The World Bank decided to delay the loan, earmarked to support
reforms in the Indonesian government's poverty-alleviation
program, over concerns the money would be misused ahead of the
June parliamentary elections, the Asian Wall Street Journal said,
citing bank officials.
The report said the bank would not disburse the money until a
new monitoring mechanism to better track the funds had been
settled on with the Indonesian government.
The funds were originally planned to be released on March 31,
but activist groups and opposition parties in Indonesia asked the
World Bank to withhold disbursement until after the June 7
ballot, the newspaper said.
The opposition figures feared the ruling Golkar Party could
use the money to support its re-election bid.
"The World Bank's funds rarely reach the right people and
instead are used for money politics," Wardah Hafidz, coordinator
of the Urban Poor Consortium, was quoted as saying.
Mark Baird, the World Bank's new Indonesia country director,
told the daily that the bank took seriously allegations that aid
money might be abused for political reasons. In the past year,
there were reports of mismanagement of World Bank funds in the
country.
But Baird said the severity of Indonesia's economic crisis
meant it was better to disburse the money immediately if the
government enacted reforms.
"If it's a choice between disbursing the money and staying
engaged with government or not disbursing before the election,
I'd choose disbursing," said Baird, adding "we can't be seen as
taking sides."
The World Bank has pledged Indonesia $4.5 billion as part of a
wider bailout package led by the International Monetary Fund in
last 1997.
It increased the pledge to $5.5 billion last year, but so far
has yet to disburse even half that amount.
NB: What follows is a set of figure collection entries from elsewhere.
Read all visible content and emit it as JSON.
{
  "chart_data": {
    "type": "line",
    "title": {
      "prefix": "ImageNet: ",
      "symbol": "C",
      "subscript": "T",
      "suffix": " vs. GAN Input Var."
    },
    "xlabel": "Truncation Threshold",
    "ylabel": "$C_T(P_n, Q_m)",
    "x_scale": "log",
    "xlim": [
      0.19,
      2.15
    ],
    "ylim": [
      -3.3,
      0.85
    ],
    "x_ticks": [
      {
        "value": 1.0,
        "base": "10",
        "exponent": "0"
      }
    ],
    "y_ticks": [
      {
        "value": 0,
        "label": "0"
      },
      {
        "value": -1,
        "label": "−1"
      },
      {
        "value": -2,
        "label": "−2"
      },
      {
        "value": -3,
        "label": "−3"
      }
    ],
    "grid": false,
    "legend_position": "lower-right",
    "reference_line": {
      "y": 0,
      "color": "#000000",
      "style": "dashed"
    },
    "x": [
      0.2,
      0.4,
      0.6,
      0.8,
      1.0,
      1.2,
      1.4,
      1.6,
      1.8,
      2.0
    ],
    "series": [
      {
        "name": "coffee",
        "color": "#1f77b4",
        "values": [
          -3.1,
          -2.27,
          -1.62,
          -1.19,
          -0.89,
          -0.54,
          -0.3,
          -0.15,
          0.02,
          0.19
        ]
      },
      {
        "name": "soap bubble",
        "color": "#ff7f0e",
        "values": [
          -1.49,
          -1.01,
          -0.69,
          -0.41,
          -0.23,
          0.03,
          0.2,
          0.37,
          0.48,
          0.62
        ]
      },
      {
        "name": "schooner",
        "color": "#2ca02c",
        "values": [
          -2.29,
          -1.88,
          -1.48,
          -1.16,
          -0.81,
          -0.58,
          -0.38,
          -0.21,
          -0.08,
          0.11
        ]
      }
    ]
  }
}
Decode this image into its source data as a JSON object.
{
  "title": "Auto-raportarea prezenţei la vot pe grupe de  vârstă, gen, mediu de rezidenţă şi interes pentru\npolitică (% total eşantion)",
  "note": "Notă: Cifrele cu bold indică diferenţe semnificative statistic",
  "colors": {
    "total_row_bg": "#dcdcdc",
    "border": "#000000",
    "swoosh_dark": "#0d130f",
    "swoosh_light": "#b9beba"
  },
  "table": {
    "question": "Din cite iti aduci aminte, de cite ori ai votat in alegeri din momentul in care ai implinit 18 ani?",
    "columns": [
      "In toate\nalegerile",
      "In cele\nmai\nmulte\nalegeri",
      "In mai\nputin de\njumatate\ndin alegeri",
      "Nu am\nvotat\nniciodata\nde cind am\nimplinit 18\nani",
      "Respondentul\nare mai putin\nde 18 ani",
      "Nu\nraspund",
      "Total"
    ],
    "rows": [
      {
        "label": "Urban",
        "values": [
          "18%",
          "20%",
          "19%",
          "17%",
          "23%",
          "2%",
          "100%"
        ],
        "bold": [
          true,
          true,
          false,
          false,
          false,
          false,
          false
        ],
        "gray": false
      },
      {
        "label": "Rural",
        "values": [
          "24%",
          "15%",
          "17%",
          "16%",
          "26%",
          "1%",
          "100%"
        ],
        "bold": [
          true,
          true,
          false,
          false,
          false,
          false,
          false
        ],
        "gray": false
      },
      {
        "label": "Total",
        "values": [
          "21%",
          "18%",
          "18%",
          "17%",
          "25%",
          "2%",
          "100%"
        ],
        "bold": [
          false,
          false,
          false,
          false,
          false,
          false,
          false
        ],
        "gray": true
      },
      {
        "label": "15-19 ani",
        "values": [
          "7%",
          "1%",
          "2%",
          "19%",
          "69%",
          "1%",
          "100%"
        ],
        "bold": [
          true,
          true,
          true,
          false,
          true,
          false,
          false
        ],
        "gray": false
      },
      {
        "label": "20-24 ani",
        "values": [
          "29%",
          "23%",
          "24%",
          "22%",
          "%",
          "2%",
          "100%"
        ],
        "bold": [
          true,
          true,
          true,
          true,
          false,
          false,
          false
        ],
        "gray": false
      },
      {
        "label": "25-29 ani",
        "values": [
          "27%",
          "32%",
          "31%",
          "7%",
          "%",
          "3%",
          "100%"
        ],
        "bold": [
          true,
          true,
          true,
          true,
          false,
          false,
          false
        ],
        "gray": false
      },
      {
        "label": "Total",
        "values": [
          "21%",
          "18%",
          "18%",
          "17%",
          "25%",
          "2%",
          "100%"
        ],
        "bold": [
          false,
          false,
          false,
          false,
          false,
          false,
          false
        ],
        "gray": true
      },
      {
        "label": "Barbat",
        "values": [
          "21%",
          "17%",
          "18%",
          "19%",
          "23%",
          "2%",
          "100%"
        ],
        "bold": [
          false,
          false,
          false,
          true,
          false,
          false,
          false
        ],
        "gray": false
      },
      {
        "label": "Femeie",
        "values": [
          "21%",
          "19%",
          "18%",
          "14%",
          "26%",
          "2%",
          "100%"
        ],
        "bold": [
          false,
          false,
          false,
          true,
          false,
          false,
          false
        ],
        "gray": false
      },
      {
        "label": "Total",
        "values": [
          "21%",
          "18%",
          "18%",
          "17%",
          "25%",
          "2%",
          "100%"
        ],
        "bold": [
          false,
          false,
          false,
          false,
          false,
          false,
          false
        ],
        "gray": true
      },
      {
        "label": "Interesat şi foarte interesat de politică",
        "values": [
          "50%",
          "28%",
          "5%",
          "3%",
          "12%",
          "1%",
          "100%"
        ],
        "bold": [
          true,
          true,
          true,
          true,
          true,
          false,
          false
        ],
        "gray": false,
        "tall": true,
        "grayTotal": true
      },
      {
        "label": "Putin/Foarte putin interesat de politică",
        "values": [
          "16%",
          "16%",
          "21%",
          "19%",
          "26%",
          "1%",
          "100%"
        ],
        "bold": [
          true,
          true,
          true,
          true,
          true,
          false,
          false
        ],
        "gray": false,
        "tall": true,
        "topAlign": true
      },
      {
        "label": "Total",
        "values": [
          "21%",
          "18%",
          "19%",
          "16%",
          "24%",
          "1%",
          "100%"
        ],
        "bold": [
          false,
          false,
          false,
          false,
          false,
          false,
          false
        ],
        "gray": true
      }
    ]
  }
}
Separately, an American official said in Jakarta on Tuesday
that the U.S. Department of Agriculture has suspended a $400
million GSM-102 credit guarantee scheme to Indonesia after an
Indonesian bank failed to make a payment, a U.S. government
official said Monday.
"Whenever there is a non-payment, the program shuts down for
the whole country," the official said.
The missed payment was linked to one of the 38 banks that the
Indonesian government shuttered last month, but the official said
after the suspension, the payment was made. The bank wasn't
identified.
"We were amazed at how quickly the Indonesian government made
sure the payment was made," the official said, adding that the
credit guarantee would be back in place as soon as "the end of
the week."
The GSM-102 export credit program allows the USDA to guarantee
loans from U.S. banks to foreign banks for the purchase of U.S.
commodities.
For Indonesia, the program covers over 20 commodities but is
primarily used for cotton and soybean imports.
Thus far $69 million of the program - which runs on a 12-month
basis starting in October - has been utilized. For the 1997-98
year, $166.9 million was used and the year before $203.2 million
was tapped.
The official said that prior to the deregulation of commodity
imports, only the National Logistics Agency, or Bulog, had access
to the facility, but now private traders are actively tapping it.